Dans la présente affaire, le Tribunal estime que le plaignant a développé un modus operandi de séduction en milieu de travail. Il a mis de l’avant une conduite sexualisée où des événements somme toute courants dans un milieu professionnel, des rencontres, des séances de travail, des échanges entre collègues, un « party » en sont venus à représenter pour lui des opportunités de « flirter », de tenir des propos sur la sphère intime, de solliciter des faveurs sexuelles, d’imposer des attouchements. Toutes ces conduites étaient non désirées. Il est clair pour le Tribunal que les personnes dont les dénonciations fondent la mesure disciplinaire ont été privées d’un environnement de travail sain. Les conséquences de la conduite du plaignant sur elles ne peuvent être minimisées. La preuve révèle notamment l’atteinte à la dignité des femmes, le manque de respect à leur endroit, la violation de leur intégrité par des attouchements non sollicités, les malaises, la colère, etc. S’en sont suivis des gestes de retrait, un arrêt de travail pour une des victimes ainsi que deux démissions. Autant de répercussions néfastes ayant mené à forger un milieu de travail néfaste pour ces personnes.
Ayant conclut à la commission de fautes graves, le Tribunal est d’avis que l’Employeur était justifié de passer outre le principe de progression des sanctions, qui n’est pas d’application absolue. La sanction choisie doit plutôt être proportionnelle aux faits reprochés et s’avérer raisonnable suivant toutes les circonstances de la présente affaire. Le Tribunal ajoute qu’un message clair doit être envoyé. Malgré un dossier disciplinaire vierge et une quinzaine d’années d’ancienneté au moment de l’imposition de la mesure, l’arbitre détermine que les facteurs aggravants sont importants. Au moment de la commission des gestes, le plaignant était conscient que le harcèlement s’avérait un sujet d’actualité à la CSN et connaissait la politique de tolérance zéro de l’Employeur à ce sujet. Malgré tout, il a persisté à adopter un comportement dérogatoire. De surcroît, le harcèlement s’est échelonné sur plusieurs années et a fait de nombreuses victimes. Enfin, non seulement le plaignant a menti en audience en plus de banaliser les gestes posés, mais il n’a verbalisé aucun regret et s’est plutôt positionné comme la victime d’un complot.

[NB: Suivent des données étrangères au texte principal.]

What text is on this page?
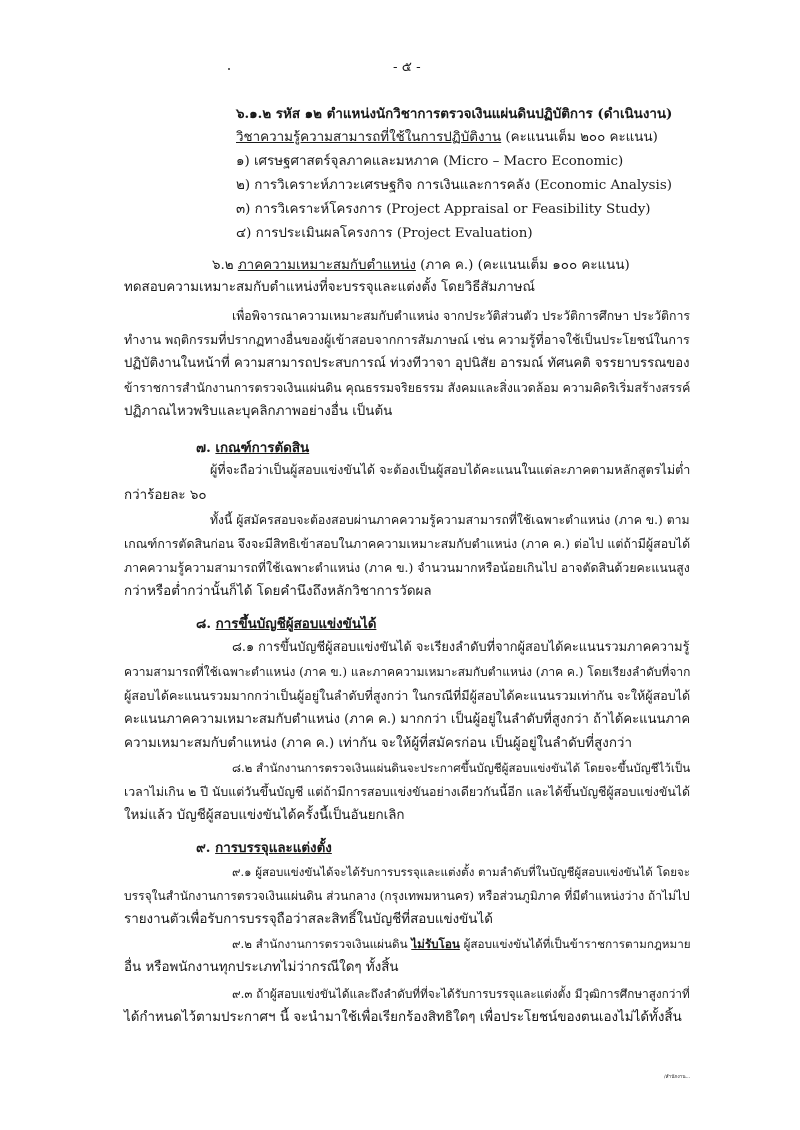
- ๕ -
๖.๑.๒ รหัส ๑๒ ตำแหน่งนักวิชาการตรวจเงินแผ่นดินปฏิบัติการ (ดำเนินงาน)
วิชาความรู้ความสามารถที่ใช้ในการปฏิบัติงาน (คะแนนเต็ม ๒๐๐ คะแนน)
๑) เศรษฐศาสตร์จุลภาคและมหภาค (Micro – Macro Economic)
๒) การวิเคราะห์ภาวะเศรษฐกิจ การเงินและการคลัง (Economic Analysis)
๓) การวิเคราะห์โครงการ (Project Appraisal or Feasibility Study)
๔) การประเมินผลโครงการ (Project Evaluation)
๖.๒ ภาคความเหมาะสมกับตำแหน่ง (ภาค ค.) (คะแนนเต็ม ๑๐๐ คะแนน)
ทดสอบความเหมาะสมกับตำแหน่งที่จะบรรจุและแต่งตั้ง โดยวิธีสัมภาษณ์
เพื่อพิจารณาความเหมาะสมกับตำแหน่ง จากประวัติส่วนตัว ประวัติการศึกษา ประวัติการ
ทำงาน พฤติกรรมที่ปรากฏทางอื่นของผู้เข้าสอบจากการสัมภาษณ์ เช่น ความรู้ที่อาจใช้เป็นประโยชน์ในการ
ปฏิบัติงานในหน้าที่ ความสามารถประสบการณ์ ท่วงทีวาจา อุปนิสัย อารมณ์ ทัศนคติ จรรยาบรรณของ
ข้าราชการสำนักงานการตรวจเงินแผ่นดิน คุณธรรมจริยธรรม สังคมและสิ่งแวดล้อม ความคิดริเริ่มสร้างสรรค์
ปฏิภาณไหวพริบและบุคลิกภาพอย่างอื่น เป็นต้น
๗. เกณฑ์การตัดสิน
ผู้ที่จะถือว่าเป็นผู้สอบแข่งขันได้ จะต้องเป็นผู้สอบได้คะแนนในแต่ละภาคตามหลักสูตรไม่ต่ำ
กว่าร้อยละ ๖๐
ทั้งนี้ ผู้สมัครสอบจะต้องสอบผ่านภาคความรู้ความสามารถที่ใช้เฉพาะตำแหน่ง (ภาค ข.) ตาม
เกณฑ์การตัดสินก่อน จึงจะมีสิทธิเข้าสอบในภาคความเหมาะสมกับตำแหน่ง (ภาค ค.) ต่อไป แต่ถ้ามีผู้สอบได้
ภาคความรู้ความสามารถที่ใช้เฉพาะตำแหน่ง (ภาค ข.) จำนวนมากหรือน้อยเกินไป อาจตัดสินด้วยคะแนนสูง
กว่าหรือต่ำกว่านั้นก็ได้ โดยคำนึงถึงหลักวิชาการวัดผล
๘. การขึ้นบัญชีผู้สอบแข่งขันได้
๘.๑ การขึ้นบัญชีผู้สอบแข่งขันได้ จะเรียงลำดับที่จากผู้สอบได้คะแนนรวมภาคความรู้
ความสามารถที่ใช้เฉพาะตำแหน่ง (ภาค ข.) และภาคความเหมาะสมกับตำแหน่ง (ภาค ค.) โดยเรียงลำดับที่จาก
ผู้สอบได้คะแนนรวมมากกว่าเป็นผู้อยู่ในลำดับที่สูงกว่า ในกรณีที่มีผู้สอบได้คะแนนรวมเท่ากัน จะให้ผู้สอบได้
คะแนนภาคความเหมาะสมกับตำแหน่ง (ภาค ค.) มากกว่า เป็นผู้อยู่ในลำดับที่สูงกว่า ถ้าได้คะแนนภาค
ความเหมาะสมกับตำแหน่ง (ภาค ค.) เท่ากัน จะให้ผู้ที่สมัครก่อน เป็นผู้อยู่ในลำดับที่สูงกว่า
๘.๒ สำนักงานการตรวจเงินแผ่นดินจะประกาศขึ้นบัญชีผู้สอบแข่งขันได้ โดยจะขึ้นบัญชีไว้เป็น
เวลาไม่เกิน ๒ ปี นับแต่วันขึ้นบัญชี แต่ถ้ามีการสอบแข่งขันอย่างเดียวกันนี้อีก และได้ขึ้นบัญชีผู้สอบแข่งขันได้
ใหม่แล้ว บัญชีผู้สอบแข่งขันได้ครั้งนี้เป็นอันยกเลิก
๙. การบรรจุและแต่งตั้ง
๙.๑ ผู้สอบแข่งขันได้จะได้รับการบรรจุและแต่งตั้ง ตามลำดับที่ในบัญชีผู้สอบแข่งขันได้ โดยจะ
บรรจุในสำนักงานการตรวจเงินแผ่นดิน ส่วนกลาง (กรุงเทพมหานคร) หรือส่วนภูมิภาค ที่มีตำแหน่งว่าง ถ้าไม่ไป
รายงานตัวเพื่อรับการบรรจุถือว่าสละสิทธิ์ในบัญชีที่สอบแข่งขันได้
๙.๒ สำนักงานการตรวจเงินแผ่นดิน ไม่รับโอน ผู้สอบแข่งขันได้ที่เป็นข้าราชการตามกฎหมาย
อื่น หรือพนักงานทุกประเภทไม่ว่ากรณีใดๆ ทั้งสิ้น
๙.๓ ถ้าผู้สอบแข่งขันได้และถึงลำดับที่ที่จะได้รับการบรรจุและแต่งตั้ง มีวุฒิการศึกษาสูงกว่าที่
ได้กำหนดไว้ตามประกาศฯ นี้ จะนำมาใช้เพื่อเรียกร้องสิทธิใดๆ เพื่อประโยชน์ของตนเองไม่ได้ทั้งสิ้น
/สำนักงาน...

Suivant ce qui précède, l’arbitre est d’avis que rien ne justifie le présent Tribunal à intervenir dans la mesure prise par l’Employeur. La suspension de trois mois sans solde imposée au plaignant est donc maintenue.
III. Conclusion
À l’époque actuelle où les enjeux liés au harcèlement psychologique et sexuel en milieu de travail ne sont plus un tabou, le Tribunal envoie un message clair à l’effet que les comportements à caractère sexuel non désirés en milieu de travail doivent être dénoncés et sanctionnés sévèrement. Il ressort également de cette affaire que l’Employeur est tenu par la loi d’enquêter sur des allégations de harcèlement soumises à son attention, même si ces dernières sont survenues lors d’évènements syndicaux. Enfin, l’absence de remords et d’introspection de la part du plaignant lui a été fatale dans l’analyse du bien-fondé de la suspension de trois mois.
- CSN-Syndicat du personnel de bureau du CISSS de la Gaspésie et Centre intégré de santé et de services sociaux de la Gaspésie (Simon Rochefort), 2023 QCTA 131 (Me Dominique-Anne Roy).
- Loi sur les normes du travail, RLRQ, n-1.1, art. 81.19.